Yine tek adam rejiminin sözcüleri diyor ki biz geldiğimizden beri Kürtçe’nin önündeki engeller kaldırıldı. Öyle mi? İstanbul Kürt Enstitüsü kapatıldı, Kurdi-Der’in 39 kurumu kapatıldı, Kürtçe gazeteler kapatıldı. Kürtçe konuştuğu için batı illerinde yüzlerce insanımız saldırıya uğradı hatta hayatını kaybedenler oldu. Şimdi de bu hukuku bu yalanı bu kadar açık bir şekilde ifade eden iktidara bizim Bitlis’ten çok güçlü bir cevap vermemiz lazım. Bitlis’te bize bunu reva gören i̇ktidarın bütün il-ilçe örgütlerinin kapılarının kilitlenmesi lazım. Çünkü şunu biliyoruz, halkımızın coşkusu ve mücadelesi bize yeni bir demokratik ülkenin anahtarını verdi. Bu ülkenin demokratik cumhuriyetle buluşmasının anahtarı var. Bu anahtarı bunun için kullanalım ama aynı zamanda AKP-MHP iktidarına son verecek bir anahtar yapmaya çalışalım. Şimdiden hepimizin emeğine sağlık. 

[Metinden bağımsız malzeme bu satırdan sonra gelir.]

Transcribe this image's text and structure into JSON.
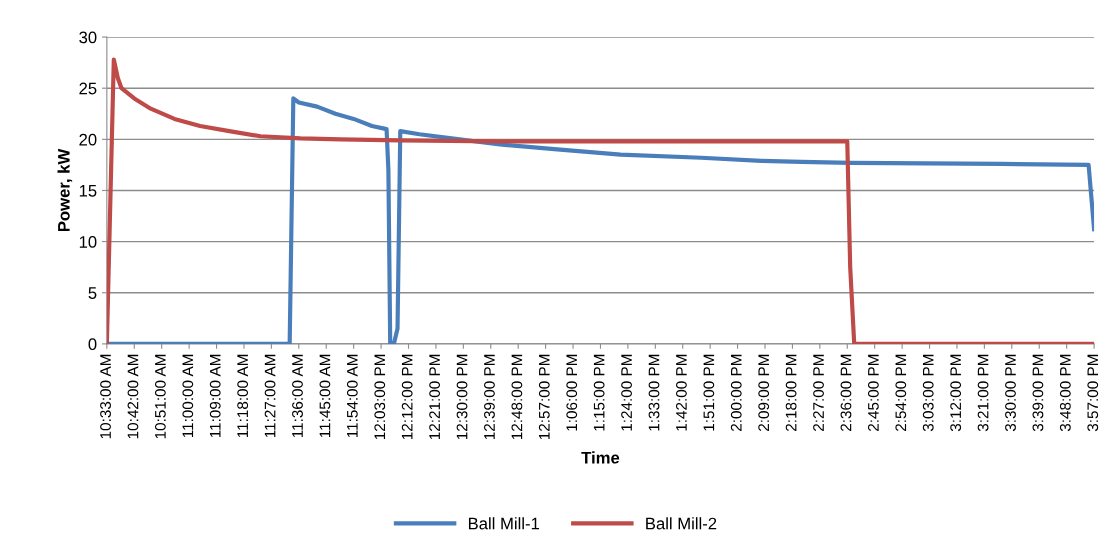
{
  "chart_data": {
    "type": "line",
    "xlabel": "Time",
    "ylabel": "Power, kW",
    "xlim": [
      10.55,
      15.95
    ],
    "ylim": [
      0,
      30
    ],
    "yticks": [
      0,
      5,
      10,
      15,
      20,
      25,
      30
    ],
    "xticks": [
      {
        "value": 10.55,
        "label": "10:33:00 AM"
      },
      {
        "value": 10.7,
        "label": "10:42:00 AM"
      },
      {
        "value": 10.85,
        "label": "10:51:00 AM"
      },
      {
        "value": 11.0,
        "label": "11:00:00 AM"
      },
      {
        "value": 11.15,
        "label": "11:09:00 AM"
      },
      {
        "value": 11.3,
        "label": "11:18:00 AM"
      },
      {
        "value": 11.45,
        "label": "11:27:00 AM"
      },
      {
        "value": 11.6,
        "label": "11:36:00 AM"
      },
      {
        "value": 11.75,
        "label": "11:45:00 AM"
      },
      {
        "value": 11.9,
        "label": "11:54:00 AM"
      },
      {
        "value": 12.05,
        "label": "12:03:00 PM"
      },
      {
        "value": 12.2,
        "label": "12:12:00 PM"
      },
      {
        "value": 12.35,
        "label": "12:21:00 PM"
      },
      {
        "value": 12.5,
        "label": "12:30:00 PM"
      },
      {
        "value": 12.65,
        "label": "12:39:00 PM"
      },
      {
        "value": 12.8,
        "label": "12:48:00 PM"
      },
      {
        "value": 12.95,
        "label": "12:57:00 PM"
      },
      {
        "value": 13.1,
        "label": "1:06:00 PM"
      },
      {
        "value": 13.25,
        "label": "1:15:00 PM"
      },
      {
        "value": 13.4,
        "label": "1:24:00 PM"
      },
      {
        "value": 13.55,
        "label": "1:33:00 PM"
      },
      {
        "value": 13.7,
        "label": "1:42:00 PM"
      },
      {
        "value": 13.85,
        "label": "1:51:00 PM"
      },
      {
        "value": 14.0,
        "label": "2:00:00 PM"
      },
      {
        "value": 14.15,
        "label": "2:09:00 PM"
      },
      {
        "value": 14.3,
        "label": "2:18:00 PM"
      },
      {
        "value": 14.45,
        "label": "2:27:00 PM"
      },
      {
        "value": 14.6,
        "label": "2:36:00 PM"
      },
      {
        "value": 14.75,
        "label": "2:45:00 PM"
      },
      {
        "value": 14.9,
        "label": "2:54:00 PM"
      },
      {
        "value": 15.05,
        "label": "3:03:00 PM"
      },
      {
        "value": 15.2,
        "label": "3:12:00 PM"
      },
      {
        "value": 15.35,
        "label": "3:21:00 PM"
      },
      {
        "value": 15.5,
        "label": "3:30:00 PM"
      },
      {
        "value": 15.65,
        "label": "3:39:00 PM"
      },
      {
        "value": 15.8,
        "label": "3:48:00 PM"
      },
      {
        "value": 15.95,
        "label": "3:57:00 PM"
      }
    ],
    "grid": "y",
    "legend": "bottom",
    "marker": "none",
    "line_style": "solid",
    "series": [
      {
        "name": "Ball Mill-1",
        "color": "#4a7ebb",
        "x": [
          10.55,
          11.55,
          11.57,
          11.6,
          11.7,
          11.8,
          11.9,
          12.0,
          12.08,
          12.09,
          12.1,
          12.12,
          12.14,
          12.155,
          12.26,
          12.48,
          12.7,
          13.03,
          13.36,
          13.8,
          14.13,
          14.35,
          14.62,
          15.44,
          15.92,
          15.95
        ],
        "values": [
          0,
          0,
          24,
          23.6,
          23.2,
          22.5,
          22,
          21.3,
          21,
          17,
          0,
          0,
          1.5,
          20.8,
          20.5,
          20,
          19.5,
          19,
          18.5,
          18.2,
          17.9,
          17.8,
          17.7,
          17.6,
          17.5,
          11.2
        ]
      },
      {
        "name": "Ball Mill-2",
        "color": "#be4b48",
        "x": [
          10.55,
          10.588,
          10.61,
          10.63,
          10.7,
          10.79,
          10.92,
          11.06,
          11.22,
          11.39,
          11.61,
          11.83,
          12.155,
          12.7,
          14.6,
          14.616,
          14.638,
          15.95
        ],
        "values": [
          0,
          27.8,
          26,
          25,
          24,
          23,
          22,
          21.3,
          20.8,
          20.3,
          20.1,
          20,
          19.9,
          19.8,
          19.8,
          7.5,
          0,
          0
        ]
      }
    ]
  }
}
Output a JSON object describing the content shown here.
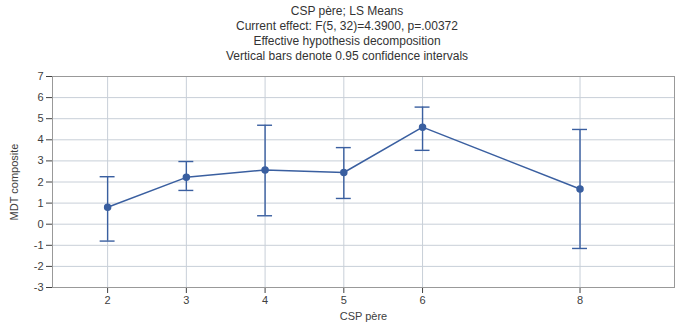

Bu seçimin belirleyeni Kürtler ve Kürdistani güçler olacak

Bizim mücadelemizin en kadim gücü kadınlar. Her zaman her yerde. Bu iktidarın uyguladığı politikalar karşısında Kürdistan’da kadınlara ve gençlere uyguladığı özel savaş politikaları karşısında geri adım atmayan bir kadın iradesi var. Bu irade bugün alanlarda, sokaklarda, siyasette hem eşbaşkanlık ile birlikte hem de eşit temsiliyetle birlikte hayatın her alanındayız. Sözlerimi tamamlarken bu seçimin belirleyeni Kürtler ve Kürdistan özgürlük güçleri olacak. Gördüğümüz tablo bunun göstergesi. Ama bu iktidarın Kürtlere reva gördüğü inkarı, asimilasyonu, yoksulluğu, göçü çoktan aşan bir mücadele dinamiğimiz var. Bunu büyütmek boynumuzun borcu. Cezaevlerinde ve sürgünde olan bütün arkadaşlara sözümüz var; AKP gidecek biz geleceğiz. Hepimizin emeğine sağlık.